Auckland's rail service needs someone to keep it on track
Monday, 5 July 2021
OPINION: Aucklanders using trains have been getting on board in astonishingly growing numbers since the nadir of the city’s commuter rail system in 1994.
In that year, only 1 million trips were made on a ramshackle collection of old carriages and diesel engines, before the tentative start of Auckland rail renaissance.
Several billion dollars and 17 years later, more than 22 million trips were made on an electrified, mostly double-tracked network with world-class trains, stations and electronic ticketing, up to early 2020.
Any number of politicians and transport officials over recent years have lauded their own and their predecessors foresight in spending large – “build it and they will come” became the mantra.
**READ MORE:
* Train track fault to disrupt Auckland Southern line services until Thursday
* Aucklanders may face packed rail commute after 19 trains damaged
* Auckland's City Rail Link work starts
**
Where are they all now, as a seemingly endless string of track failures dog reliability and test the patience of passengers who made only 9.2 million trips in the year to March 2021, a fall of around 60 per cent from the peak.
Much of that was due to Covid-19 lockdowns, and more people working from home, but rail didn’t ride the resurgence wave like other forms of public transport, due to its own major track maintenance shutdowns.
When the major parts of $200m of disruptive urgent track replacement seemed to be over, and Auckland Transport looked forward to a patronage upswing, the next worn-out tracks failed, prompted a safety slowdown of trains through part of the southern line.
Billions continue to flow into Auckland’s commuter rail system, the $4.4 billion city rail link, electrifying Papakura to Pukekohe, and in just a fortnight, the opening of the $69m Puhinui Station.

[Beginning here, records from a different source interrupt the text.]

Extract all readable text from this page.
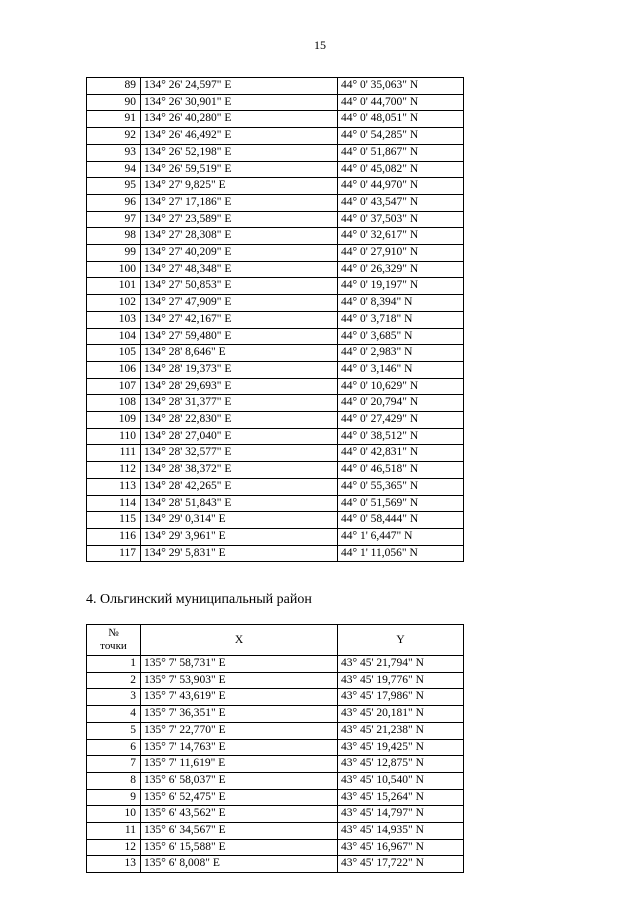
15
89	134° 26' 24,597" E	44° 0' 35,063" N
90	134° 26' 30,901" E	44° 0' 44,700" N
91	134° 26' 40,280" E	44° 0' 48,051" N
92	134° 26' 46,492" E	44° 0' 54,285" N
93	134° 26' 52,198" E	44° 0' 51,867" N
94	134° 26' 59,519" E	44° 0' 45,082" N
95	134° 27' 9,825" E	44° 0' 44,970" N
96	134° 27' 17,186" E	44° 0' 43,547" N
97	134° 27' 23,589" E	44° 0' 37,503" N
98	134° 27' 28,308" E	44° 0' 32,617" N
99	134° 27' 40,209" E	44° 0' 27,910" N
100	134° 27' 48,348" E	44° 0' 26,329" N
101	134° 27' 50,853" E	44° 0' 19,197" N
102	134° 27' 47,909" E	44° 0' 8,394" N
103	134° 27' 42,167" E	44° 0' 3,718" N
104	134° 27' 59,480" E	44° 0' 3,685" N
105	134° 28' 8,646" E	44° 0' 2,983" N
106	134° 28' 19,373" E	44° 0' 3,146" N
107	134° 28' 29,693" E	44° 0' 10,629" N
108	134° 28' 31,377" E	44° 0' 20,794" N
109	134° 28' 22,830" E	44° 0' 27,429" N
110	134° 28' 27,040" E	44° 0' 38,512" N
111	134° 28' 32,577" E	44° 0' 42,831" N
112	134° 28' 38,372" E	44° 0' 46,518" N
113	134° 28' 42,265" E	44° 0' 55,365" N
114	134° 28' 51,843" E	44° 0' 51,569" N
115	134° 29' 0,314" E	44° 0' 58,444" N
116	134° 29' 3,961" E	44° 1' 6,447" N
117	134° 29' 5,831" E	44° 1' 11,056" N
4. Ольгинский муниципальный район
№
точки	X	Y
1	135° 7' 58,731" E	43° 45' 21,794" N
2	135° 7' 53,903" E	43° 45' 19,776" N
3	135° 7' 43,619" E	43° 45' 17,986" N
4	135° 7' 36,351" E	43° 45' 20,181" N
5	135° 7' 22,770" E	43° 45' 21,238" N
6	135° 7' 14,763" E	43° 45' 19,425" N
7	135° 7' 11,619" E	43° 45' 12,875" N
8	135° 6' 58,037" E	43° 45' 10,540" N
9	135° 6' 52,475" E	43° 45' 15,264" N
10	135° 6' 43,562" E	43° 45' 14,797" N
11	135° 6' 34,567" E	43° 45' 14,935" N
12	135° 6' 15,588" E	43° 45' 16,967" N
13	135° 6' 8,008" E	43° 45' 17,722" N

Puhinui is the hub to connect rail with express east-west buses, with the airport at one end.
When the ribbon is cut at the end of July, by a bevy of politicians and officials, passengers are more likely to cheer – God willing – that the month-long disruption to services passing the station will have ended.
What is missing in all this, is any sense that Auckland’s political leaders are doing their bit – not to only show solidarity with long-suffering commuters, but also to demonstrate that they are on the case, making sure that the best that can be done, is being done.
The system is fragmented. Auckland Transport owns the train fleet, and pays KiwiRail for access to the state-owned enterprise’s network, to help pay for its upkeep. Multi-national TransDev runs the trains.
The interdependent relationships seem to make table-thumping difficult.
We know that building and expanded network will hit weekends and off-peak periods for years, at least until the City Rail Link is finished around 2024, or a bit beyond.
But what can Auckland rail passengers, or those who want to get on board, expect services to look like through the intervening period ?
Has the cause of the wear and failure of Auckland’s track network really been found, and is it being upgraded as fast as possible, or is the size of the allocated upgrade budget a problem?
Building a multi-billion urban rail network is not a political triumph. Building a network that works properly, that attracts passengers in sufficient numbers to deem it a success, is.
No doubt speeches will be written for the opening of Puhinui Station in late July.
The mayor Phil Goff is already energised. “It will help to address congestion and is another step in the creation of Auckland’s 21st century transport network,” he said in a media release look ahead to it.
Long-suffering rail passengers will want to hear more. That someone is making sure that their commuting experience matches what is says on the timetable box. Build it, and the train will come, on time.